Quarante-neuf attaques coordonnées, attribuées par Bangkok à des combattants séparatistes islamistes, ont fait neuf morts et 44 blessés

Le Premier ministre, Surayud Chulanont, et le chef de la junte qui l’a nommé, le général Sonthi Boonyaratglin, ont convoqué une réunion après ces attentats qui ont coïncidé avec les célébrations du nouvel an lunaire (nouvel an chinois).

Ces attaques sont en outre survenues à un moment où le gouvernement thaïlandais se dit à nouveau disposé à discuter avec certains groupes rebelles. Selon l’armée, les actions de la nuit ont visé essentiellement des cibles bouddhistes, y compris d’origine chinoise.

Il s’agit des attaques les plus spectaculaires et les plus sanglantes depuis les mystérieuses explosions du 31 décembre à Bangkok qui avaient fait trois morts et 42 blessés. A l’époque les autorités avaient écarté tout lien entre les attentats dans la capitale et l’insurrection séparatiste musulmane ayant fait près de 2.000 morts en trois ans dans les provinces les plus méridionales, à la frontière malaisienne, et avait désigné les anciens amis de Thaksin.

La guérilla pourrait commettre de nouveaux actes « terroristes » pendant des fêtes bouddhistes en mars-avril, a averti lundi le chef d’état-major de l’armée.
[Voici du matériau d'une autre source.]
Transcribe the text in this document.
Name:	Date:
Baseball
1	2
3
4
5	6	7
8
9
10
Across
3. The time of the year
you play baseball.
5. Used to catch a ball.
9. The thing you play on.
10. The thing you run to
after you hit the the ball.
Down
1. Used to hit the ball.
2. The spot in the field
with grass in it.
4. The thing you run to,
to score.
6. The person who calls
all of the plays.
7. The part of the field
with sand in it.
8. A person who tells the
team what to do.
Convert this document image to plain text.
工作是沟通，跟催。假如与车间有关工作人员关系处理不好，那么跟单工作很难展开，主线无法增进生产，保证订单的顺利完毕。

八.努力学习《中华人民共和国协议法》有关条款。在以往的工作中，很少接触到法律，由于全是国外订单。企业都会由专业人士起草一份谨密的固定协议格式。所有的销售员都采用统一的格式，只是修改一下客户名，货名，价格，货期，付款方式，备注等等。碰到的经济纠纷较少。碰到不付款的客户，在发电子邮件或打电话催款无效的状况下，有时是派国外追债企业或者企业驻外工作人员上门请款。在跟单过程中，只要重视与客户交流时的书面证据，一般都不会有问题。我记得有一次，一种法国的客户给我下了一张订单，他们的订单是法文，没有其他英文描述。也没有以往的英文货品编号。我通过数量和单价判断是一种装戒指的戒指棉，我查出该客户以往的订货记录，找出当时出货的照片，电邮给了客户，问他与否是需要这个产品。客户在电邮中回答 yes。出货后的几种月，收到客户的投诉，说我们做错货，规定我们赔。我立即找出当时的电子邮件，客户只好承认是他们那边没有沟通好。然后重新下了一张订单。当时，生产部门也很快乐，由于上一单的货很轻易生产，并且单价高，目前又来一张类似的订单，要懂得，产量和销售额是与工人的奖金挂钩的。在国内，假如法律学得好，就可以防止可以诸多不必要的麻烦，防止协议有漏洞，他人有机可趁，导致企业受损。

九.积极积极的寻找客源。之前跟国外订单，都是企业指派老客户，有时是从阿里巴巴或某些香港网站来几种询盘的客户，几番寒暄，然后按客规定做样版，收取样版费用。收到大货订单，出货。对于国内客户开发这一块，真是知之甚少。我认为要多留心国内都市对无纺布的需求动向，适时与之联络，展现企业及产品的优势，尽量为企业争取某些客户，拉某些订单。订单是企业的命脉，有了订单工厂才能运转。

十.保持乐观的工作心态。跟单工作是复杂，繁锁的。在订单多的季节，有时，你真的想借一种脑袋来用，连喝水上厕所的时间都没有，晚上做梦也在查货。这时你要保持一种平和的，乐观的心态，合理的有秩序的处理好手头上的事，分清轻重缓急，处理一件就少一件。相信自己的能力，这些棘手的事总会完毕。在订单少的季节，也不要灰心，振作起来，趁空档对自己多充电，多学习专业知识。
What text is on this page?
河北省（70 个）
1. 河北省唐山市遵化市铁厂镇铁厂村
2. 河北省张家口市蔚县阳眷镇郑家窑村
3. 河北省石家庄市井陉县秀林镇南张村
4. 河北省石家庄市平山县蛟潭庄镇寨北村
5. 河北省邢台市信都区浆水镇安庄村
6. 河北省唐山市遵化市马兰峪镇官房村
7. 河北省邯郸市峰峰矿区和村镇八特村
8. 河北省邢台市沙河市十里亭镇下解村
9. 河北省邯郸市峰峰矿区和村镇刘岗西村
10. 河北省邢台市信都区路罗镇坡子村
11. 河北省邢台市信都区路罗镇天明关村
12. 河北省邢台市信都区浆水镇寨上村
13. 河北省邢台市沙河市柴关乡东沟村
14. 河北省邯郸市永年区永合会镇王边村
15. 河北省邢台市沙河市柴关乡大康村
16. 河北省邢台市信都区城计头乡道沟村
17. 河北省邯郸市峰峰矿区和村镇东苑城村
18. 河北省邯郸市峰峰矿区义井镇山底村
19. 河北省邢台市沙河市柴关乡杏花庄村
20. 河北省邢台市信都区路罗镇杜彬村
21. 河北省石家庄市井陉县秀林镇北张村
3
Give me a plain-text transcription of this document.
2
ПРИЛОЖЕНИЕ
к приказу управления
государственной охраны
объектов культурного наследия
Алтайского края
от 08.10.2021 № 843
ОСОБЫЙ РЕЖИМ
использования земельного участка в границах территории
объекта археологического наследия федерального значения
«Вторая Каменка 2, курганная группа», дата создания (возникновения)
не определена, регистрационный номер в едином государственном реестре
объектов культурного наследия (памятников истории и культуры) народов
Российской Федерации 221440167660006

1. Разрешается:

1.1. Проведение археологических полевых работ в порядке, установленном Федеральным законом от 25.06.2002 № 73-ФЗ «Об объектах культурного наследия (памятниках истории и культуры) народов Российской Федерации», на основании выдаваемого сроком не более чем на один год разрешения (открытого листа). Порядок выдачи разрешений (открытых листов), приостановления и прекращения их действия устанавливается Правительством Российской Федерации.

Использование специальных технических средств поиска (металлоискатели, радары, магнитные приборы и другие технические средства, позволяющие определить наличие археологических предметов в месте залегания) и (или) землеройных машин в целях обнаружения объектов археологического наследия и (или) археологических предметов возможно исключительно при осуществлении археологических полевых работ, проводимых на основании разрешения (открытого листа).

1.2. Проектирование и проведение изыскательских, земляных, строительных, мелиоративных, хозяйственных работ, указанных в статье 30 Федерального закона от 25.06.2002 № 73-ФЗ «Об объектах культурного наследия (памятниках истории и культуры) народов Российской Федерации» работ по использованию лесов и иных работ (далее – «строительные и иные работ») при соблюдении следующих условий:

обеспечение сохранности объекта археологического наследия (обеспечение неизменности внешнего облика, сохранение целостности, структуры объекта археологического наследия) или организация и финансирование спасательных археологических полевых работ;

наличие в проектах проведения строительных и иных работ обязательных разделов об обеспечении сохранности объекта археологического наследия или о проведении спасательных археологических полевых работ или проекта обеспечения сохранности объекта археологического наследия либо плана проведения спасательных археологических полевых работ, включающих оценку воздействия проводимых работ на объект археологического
Dans la nuit de dimanche à lundi, le Sud malais et musulman de la Thaïlande a été le théâtre de 33 attentats à la bombe, de 14 incendies criminels et d’au moins deux fusillades, ont indiqué les autorités provinciales.

Trois personnes ont été tuées par des tirs et six par des explosions. Plus de 25 personnes restaient hospitalisées lundi. Une bombe a également endommagé une centrale électrique, plongeant dans les ténèbres une bonne partie de la ville de Pattani pendant une heure. La nuit s’est achevée par l’explosion d’un engin devant le domicile d’un lieutenant-colonel de l’armée thaïlandaise qui a été tué dans la localité de Yala.

« L’objectif était de faire pression sur les Thaïs bouddhistes, y compris ceux d’origine chinoise, pour qu’ils quittent le Sud », a estimé Sunai Phasuk, consultant pour l’organisation Human Rights Watch.

Dans cette région, qui était jusqu’à il y a un siècle un sultanat relativement indépendant, la population est très majoritairement d’ethnie malaise et de confession musulmane, contrairement au reste de la Thaïlande, largement bouddhiste.

Ces attaques ont eu lieu à un moment où la Thaïlande et la Malaisie cherchent à ouvrir des pourparlers avec certains groupes rebelles.

Une partie de la guérilla séparatiste, qui appartient à une mouvance radicale islamiste locale, s’est durcie au cours des derniers mois et ne veut entendre parler d’aucune négociation avec Bangkok, selon des analystes.

Vendredi dernier, M. Surayud, qui avait rencontré quelques jours plus tôt en Thaïlande son homologue malaisien Abdullah Ahmad Badawi, avait annoncé qu’il avait accepté sous conditions une offre de Kuala Lumpur d’organiser de nouveaux pourparlers avec des groupes rebelles.

Depuis le coup d’Etat en septembre ayant renversé le Premier ministre thaïlandais Thaksin Shinawatra, qui était détesté dans le Sud musulman, les nouvelles autorités de Bangkok multiplient les gestes d’ouverture en direction de la population et de la guérilla.

Mais cette dernière est composée d’une multitude de groupes, particulièrement opaques, qui ne revendiquent jamais les attentats.

Selon M. Sunai, la rébellion est de plus en plus divisée entre une ancienne génération de militants indépendantistes, actifs il y a une trentaine d’années et qui sont prêts aujourd’hui à discuter, et une nouvelle génération de jeunes combattants islamistes refusant tout compromis avec Bangkok.